In FY 2008, social participation activities took place a total of 372 times in 292 locations, with the participation of 1,182 juvenile probationers/parolees and 230 of their families, etc. Frequently implemented activities included “participating in nursing care activities and volunteer activities for the aged, etc.” (103 times), “participating in cleaning and environmental beautification activities” (86 times), and “participating in creative activities, learning through hands-on experience, and various classes, etc.” (76 times) (Source: The Rehabilitation Bureau, Ministry of Justice).
(5) Measures for guardians
Similar to juvenile training schools, probation offices have consistently provided advice, etc. to guardians. The November 2007 amendment of the Offenders Prevention and Rehabilitation Act provided that the directors of probation offices could take some appropriate measures, including providing guidance, advice, etc., for guardians (the said act was succeeded by the Offenders Rehabilitation Act on June 1, 2008).
In response to this, probation offices have been providing guardians of juvenile probationers/parolees with guidance or advice to take custody of them appropriately after ensuring that they thoroughly understand their living conditions, etc., to correct behaviors they deem could be an obstruction to their reformation/rehabilitation, and offering information that contributes to solving problems pertaining to their delinquency through holding meetings with guardians, etc.
(6) Temporary discharge, etc.
The temporary discharge system was established as a good-conduct measure for juvenile probationers/parolees who follow the conditions for probation/parole supervision and maintain a sound life and attitude in accordance with life and conduct guidelines. In 2008, 17 juveniles were granted temporary discharge from their probation/parole supervision. Conversely, however, 25 were notified to a family court due to a new pre-delinquency (Source: The Rehabilitation Bureau, Ministry of Justice).

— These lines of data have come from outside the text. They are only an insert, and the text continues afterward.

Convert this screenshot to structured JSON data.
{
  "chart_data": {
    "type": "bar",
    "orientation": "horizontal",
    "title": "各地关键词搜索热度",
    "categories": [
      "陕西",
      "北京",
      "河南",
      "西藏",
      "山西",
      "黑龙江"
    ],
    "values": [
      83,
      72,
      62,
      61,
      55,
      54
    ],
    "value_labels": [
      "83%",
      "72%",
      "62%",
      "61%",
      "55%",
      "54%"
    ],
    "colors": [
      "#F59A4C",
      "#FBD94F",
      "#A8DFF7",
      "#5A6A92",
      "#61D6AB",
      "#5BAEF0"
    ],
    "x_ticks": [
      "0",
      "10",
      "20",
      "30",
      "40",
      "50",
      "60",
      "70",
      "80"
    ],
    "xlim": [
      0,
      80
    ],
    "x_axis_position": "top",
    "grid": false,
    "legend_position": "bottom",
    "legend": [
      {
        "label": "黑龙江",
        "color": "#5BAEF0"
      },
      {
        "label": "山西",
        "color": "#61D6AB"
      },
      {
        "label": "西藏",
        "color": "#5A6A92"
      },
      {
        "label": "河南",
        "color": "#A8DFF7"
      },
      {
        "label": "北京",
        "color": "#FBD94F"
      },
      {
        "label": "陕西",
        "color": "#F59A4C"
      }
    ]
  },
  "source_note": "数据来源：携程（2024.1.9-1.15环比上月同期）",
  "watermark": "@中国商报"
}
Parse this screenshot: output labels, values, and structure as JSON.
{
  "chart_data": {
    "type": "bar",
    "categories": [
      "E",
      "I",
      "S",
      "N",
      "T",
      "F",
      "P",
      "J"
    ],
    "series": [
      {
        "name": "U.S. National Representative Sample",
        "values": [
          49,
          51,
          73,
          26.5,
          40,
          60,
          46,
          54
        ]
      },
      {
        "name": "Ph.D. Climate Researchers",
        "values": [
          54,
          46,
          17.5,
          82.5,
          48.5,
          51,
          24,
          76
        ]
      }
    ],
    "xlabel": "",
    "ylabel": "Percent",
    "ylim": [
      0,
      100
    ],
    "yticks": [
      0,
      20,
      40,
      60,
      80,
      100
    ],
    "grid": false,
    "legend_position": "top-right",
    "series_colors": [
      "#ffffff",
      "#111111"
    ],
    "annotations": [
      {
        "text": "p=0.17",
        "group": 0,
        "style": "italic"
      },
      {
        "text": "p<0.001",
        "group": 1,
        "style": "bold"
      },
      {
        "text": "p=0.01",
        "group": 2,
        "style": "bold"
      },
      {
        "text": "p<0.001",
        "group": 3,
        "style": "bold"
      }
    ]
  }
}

(7) Employment support, etc.
Juvenile probationers/parolees are subject to comprehensive employment support measures implemented in cooperation between the Ministry of Justice and the Ministry of Health, Labor and Welfare. Systematic employment support has been implemented in accordance with those measures (See (1) of Subsection 3, Section 1, Chapter 4, Part 7).
In addition, the National Center for Offender Job Training and Employment Support (Numata-cho), which aims at providing accommodation and employment support through guidance/supervision and agricultural training for juvenile training school parolees who intend to engage in agriculture, has been in operation since October 2007 (See (7) of Subsection 2, Section 2, Chapter 5, Part 2 and (3) of Subsection 3, Section 1, Chapter 4, Part 7).